Federal Reserve Chair Jerome Powell stated on Friday that he is not in a rush to reduce interest rates. “We don’t need to be in a hurry to cut,” Powell said during an event.
Recent inflation data, which was released earlier, is “pretty much in line with our expectations,” he noted. However, Powell emphasized that interest rates will not be lowered until officials are confident that inflation is moving towards their 2% target.
“It’s encouraging to see data aligning with expectations,” he mentioned, pointing out that the latest figures do not match up to what policymakers observed last year.
Government data released on Friday revealed that the Fed’s preferred measure of underlying inflation decreased last month following a larger increase in January. The core personal consumption expenditures price index, excluding volatile food and energy costs, rose by 0.3% in February after a 0.5% increase in the previous month, marking its largest consecutive rise in a year.
Powell stated that officials anticipate inflation to continue declining in a “sometimes bumpy path,” echoing comments made after the Fed’s recent policy meeting earlier this month.
During that meeting, Fed officials maintained short-term interest rates at a more than two-decade high, with a slight majority forecasting three rate cuts for 2024.

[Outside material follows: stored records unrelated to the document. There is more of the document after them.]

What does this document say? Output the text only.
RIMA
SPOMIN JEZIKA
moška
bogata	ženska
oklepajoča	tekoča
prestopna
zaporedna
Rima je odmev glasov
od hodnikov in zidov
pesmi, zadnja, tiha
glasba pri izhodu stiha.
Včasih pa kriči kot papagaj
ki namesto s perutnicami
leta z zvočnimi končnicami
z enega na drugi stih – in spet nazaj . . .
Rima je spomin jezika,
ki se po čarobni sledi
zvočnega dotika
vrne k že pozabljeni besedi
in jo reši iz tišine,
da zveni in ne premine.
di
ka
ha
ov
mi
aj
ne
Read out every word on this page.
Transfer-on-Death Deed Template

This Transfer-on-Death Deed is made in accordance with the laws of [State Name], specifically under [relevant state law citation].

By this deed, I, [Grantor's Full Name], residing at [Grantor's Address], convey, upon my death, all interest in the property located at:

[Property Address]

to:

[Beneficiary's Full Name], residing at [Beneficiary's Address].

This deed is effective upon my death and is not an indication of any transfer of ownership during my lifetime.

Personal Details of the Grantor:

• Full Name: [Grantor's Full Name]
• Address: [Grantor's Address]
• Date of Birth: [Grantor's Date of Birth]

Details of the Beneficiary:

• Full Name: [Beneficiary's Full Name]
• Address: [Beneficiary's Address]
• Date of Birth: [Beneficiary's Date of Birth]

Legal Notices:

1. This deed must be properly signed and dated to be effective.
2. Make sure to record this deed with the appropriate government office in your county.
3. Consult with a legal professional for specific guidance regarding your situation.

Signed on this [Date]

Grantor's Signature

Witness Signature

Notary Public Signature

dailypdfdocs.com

Although Powell indicated that it might be appropriate to adjust policy “at some point this year,” he and other policymakers emphasized that they are not in a rush given the strong state of the economy and signs of ongoing price pressures.
Despite high interest rates, the US economy has shown resilience. In February, inflation-adjusted consumer spending surpassed all economists’ projections, and employers continued to hire workers at a strong pace. Data released earlier this week indicated that economic growth in the fourth quarter was stronger than initially estimated.